La artrosis es una enfermedad reumática muy prevalente que lesiona la articulación, entendida como un órgano completo. A medida que se va avanzando en el conocimiento científico de la enfermedad, se van incorporando nuevos tratamientos como el PRP

¿Qué es la artrosis?

La artrosis es una enfermedad reumática muy prevalente que lesiona la articulación entendida como un órgano completo (el cartílago, el hueso subcondral, la membrana sinovial, la cápsula articular, los meniscos, las bursas, los ligamentos, los músculos y los nervios).
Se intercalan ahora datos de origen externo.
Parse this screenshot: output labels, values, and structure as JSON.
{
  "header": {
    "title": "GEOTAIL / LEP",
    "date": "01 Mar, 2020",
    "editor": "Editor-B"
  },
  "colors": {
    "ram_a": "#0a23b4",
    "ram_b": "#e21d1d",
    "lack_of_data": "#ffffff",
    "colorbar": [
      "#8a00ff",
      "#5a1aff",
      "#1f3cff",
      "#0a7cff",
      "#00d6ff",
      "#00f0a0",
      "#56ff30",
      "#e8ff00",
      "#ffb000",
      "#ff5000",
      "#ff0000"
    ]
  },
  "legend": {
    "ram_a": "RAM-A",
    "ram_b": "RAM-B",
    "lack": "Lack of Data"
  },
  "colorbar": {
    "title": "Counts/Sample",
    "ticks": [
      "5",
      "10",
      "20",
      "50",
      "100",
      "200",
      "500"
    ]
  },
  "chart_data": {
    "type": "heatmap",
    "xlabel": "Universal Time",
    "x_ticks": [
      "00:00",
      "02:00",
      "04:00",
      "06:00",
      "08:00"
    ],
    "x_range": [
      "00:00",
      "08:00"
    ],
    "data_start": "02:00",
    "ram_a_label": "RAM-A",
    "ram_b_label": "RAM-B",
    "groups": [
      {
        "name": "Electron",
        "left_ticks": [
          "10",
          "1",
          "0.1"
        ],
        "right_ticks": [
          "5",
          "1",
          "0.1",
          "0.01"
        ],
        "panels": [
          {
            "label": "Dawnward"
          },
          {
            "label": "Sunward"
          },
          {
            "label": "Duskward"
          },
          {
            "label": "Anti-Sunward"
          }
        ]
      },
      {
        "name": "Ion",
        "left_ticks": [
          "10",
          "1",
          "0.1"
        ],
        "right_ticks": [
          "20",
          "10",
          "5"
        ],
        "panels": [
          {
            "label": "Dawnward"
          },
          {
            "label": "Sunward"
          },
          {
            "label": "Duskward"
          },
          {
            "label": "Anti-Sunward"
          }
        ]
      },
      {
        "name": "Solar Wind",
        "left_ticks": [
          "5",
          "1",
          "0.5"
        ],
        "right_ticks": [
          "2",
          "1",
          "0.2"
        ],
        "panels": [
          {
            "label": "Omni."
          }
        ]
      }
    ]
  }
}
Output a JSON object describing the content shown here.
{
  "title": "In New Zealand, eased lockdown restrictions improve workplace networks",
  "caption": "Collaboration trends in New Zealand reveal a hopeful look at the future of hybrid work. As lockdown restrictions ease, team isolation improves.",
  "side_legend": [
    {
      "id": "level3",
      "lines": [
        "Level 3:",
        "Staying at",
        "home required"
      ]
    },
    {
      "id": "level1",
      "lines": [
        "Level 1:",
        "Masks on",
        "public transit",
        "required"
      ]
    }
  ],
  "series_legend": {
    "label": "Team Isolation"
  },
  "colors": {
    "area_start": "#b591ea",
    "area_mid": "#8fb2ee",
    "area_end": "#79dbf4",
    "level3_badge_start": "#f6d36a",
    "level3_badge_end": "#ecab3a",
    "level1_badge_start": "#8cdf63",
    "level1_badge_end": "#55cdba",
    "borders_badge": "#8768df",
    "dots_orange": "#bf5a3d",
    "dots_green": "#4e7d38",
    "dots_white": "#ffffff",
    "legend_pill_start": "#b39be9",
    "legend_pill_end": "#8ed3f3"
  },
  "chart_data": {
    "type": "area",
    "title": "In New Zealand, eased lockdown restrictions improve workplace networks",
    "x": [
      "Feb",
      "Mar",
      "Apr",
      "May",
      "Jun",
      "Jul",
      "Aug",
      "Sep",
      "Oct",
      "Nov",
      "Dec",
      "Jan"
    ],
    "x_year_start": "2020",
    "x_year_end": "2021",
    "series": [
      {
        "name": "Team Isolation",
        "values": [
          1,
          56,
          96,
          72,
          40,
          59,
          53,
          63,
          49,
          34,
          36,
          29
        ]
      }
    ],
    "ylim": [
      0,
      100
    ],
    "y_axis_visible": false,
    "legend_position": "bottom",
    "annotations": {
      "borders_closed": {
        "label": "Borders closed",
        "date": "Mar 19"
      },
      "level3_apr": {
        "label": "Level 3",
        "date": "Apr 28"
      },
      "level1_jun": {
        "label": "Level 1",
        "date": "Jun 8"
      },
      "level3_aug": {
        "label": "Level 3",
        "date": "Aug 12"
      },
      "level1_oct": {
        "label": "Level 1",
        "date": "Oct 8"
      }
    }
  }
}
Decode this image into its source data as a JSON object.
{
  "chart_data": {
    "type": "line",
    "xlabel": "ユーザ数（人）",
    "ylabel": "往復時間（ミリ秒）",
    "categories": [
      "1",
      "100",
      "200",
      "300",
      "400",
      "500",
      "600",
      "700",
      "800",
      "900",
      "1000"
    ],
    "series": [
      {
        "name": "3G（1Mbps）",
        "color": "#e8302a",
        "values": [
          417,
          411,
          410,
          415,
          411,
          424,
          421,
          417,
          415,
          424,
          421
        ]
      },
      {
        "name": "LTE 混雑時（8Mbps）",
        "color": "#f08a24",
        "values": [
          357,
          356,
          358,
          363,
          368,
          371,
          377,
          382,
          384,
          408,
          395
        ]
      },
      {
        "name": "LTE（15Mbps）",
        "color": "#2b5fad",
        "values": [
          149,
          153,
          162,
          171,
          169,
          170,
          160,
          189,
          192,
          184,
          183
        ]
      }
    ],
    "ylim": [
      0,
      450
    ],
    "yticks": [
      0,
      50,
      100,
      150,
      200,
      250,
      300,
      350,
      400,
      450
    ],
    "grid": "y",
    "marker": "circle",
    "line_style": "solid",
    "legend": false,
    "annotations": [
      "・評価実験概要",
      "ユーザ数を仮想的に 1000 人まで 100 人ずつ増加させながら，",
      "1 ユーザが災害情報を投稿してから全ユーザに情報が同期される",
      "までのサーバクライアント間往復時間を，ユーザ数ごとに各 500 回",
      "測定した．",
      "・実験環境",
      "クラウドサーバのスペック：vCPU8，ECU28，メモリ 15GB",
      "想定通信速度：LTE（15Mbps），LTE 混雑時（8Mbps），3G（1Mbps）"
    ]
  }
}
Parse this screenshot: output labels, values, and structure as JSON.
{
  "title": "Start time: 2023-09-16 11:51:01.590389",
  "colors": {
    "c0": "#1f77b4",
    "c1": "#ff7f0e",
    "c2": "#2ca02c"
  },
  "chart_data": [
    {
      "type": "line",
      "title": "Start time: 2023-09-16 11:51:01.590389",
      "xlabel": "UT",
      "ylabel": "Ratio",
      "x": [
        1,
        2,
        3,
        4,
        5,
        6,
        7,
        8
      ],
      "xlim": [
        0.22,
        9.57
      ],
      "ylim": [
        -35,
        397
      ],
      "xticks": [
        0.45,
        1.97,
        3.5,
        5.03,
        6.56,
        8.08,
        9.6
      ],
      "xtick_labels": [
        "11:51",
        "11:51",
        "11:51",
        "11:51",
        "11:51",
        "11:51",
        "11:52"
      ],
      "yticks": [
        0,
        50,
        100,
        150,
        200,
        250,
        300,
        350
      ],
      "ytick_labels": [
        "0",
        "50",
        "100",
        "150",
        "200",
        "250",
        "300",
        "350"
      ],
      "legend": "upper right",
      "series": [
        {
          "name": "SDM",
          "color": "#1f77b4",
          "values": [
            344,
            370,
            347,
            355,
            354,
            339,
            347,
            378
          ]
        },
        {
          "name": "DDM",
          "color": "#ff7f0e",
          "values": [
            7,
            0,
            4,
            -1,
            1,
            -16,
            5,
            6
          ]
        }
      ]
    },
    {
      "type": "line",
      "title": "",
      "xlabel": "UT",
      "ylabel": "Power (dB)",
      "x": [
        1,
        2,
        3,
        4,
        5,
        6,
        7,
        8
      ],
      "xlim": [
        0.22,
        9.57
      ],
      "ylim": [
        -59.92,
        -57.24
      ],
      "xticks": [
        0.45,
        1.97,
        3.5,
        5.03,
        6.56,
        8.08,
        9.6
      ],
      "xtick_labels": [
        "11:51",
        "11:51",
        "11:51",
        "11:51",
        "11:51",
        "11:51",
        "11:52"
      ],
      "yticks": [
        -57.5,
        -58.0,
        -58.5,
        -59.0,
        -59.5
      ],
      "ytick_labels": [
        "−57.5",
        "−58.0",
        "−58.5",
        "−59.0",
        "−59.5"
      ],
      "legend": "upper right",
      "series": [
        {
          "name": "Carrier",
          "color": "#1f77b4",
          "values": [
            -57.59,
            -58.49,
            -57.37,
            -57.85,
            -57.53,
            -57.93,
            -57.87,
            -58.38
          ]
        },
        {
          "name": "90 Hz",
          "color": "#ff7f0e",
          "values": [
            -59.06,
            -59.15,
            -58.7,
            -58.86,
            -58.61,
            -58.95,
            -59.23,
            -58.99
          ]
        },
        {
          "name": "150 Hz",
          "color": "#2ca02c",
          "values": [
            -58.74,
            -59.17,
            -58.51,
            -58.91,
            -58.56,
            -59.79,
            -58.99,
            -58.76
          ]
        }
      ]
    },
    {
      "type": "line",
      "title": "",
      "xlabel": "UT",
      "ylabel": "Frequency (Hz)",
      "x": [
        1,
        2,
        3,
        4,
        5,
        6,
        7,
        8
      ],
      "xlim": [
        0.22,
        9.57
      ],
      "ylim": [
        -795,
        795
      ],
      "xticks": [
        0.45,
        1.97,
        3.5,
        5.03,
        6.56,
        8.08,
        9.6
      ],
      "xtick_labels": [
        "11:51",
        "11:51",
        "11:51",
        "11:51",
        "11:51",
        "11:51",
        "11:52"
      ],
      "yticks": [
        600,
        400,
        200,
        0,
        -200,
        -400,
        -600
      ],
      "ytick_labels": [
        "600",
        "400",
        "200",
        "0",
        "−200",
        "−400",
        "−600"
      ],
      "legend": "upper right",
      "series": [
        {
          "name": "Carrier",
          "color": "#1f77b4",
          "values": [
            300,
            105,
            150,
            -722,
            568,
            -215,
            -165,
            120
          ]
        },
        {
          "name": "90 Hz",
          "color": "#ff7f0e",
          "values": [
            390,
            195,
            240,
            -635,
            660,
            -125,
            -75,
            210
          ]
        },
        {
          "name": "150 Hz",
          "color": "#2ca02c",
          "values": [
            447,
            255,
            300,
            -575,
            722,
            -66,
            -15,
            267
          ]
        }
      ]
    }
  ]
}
Las articulaciones son los componentes del esqueleto que nos permiten el movimiento y, por tanto, nuestra autonomía funcional y están formadas por la unión de dos huesos a través de la cápsula articular. En el interior de las mismas existe, generalmente, un fluido llamado líquido sinovial que es producido por la membrana sinovial. Los extremos óseos que se unen para formar la articulación están recubiertos por el cartílago articular. En la artrosis se ven alterados en mayor o menor medida todos los tejidos que la forman y cuando los componentes articulares se lesionan, se produce dolor, rigidez e incapacidad funcional, limitando la movilidad de la persona.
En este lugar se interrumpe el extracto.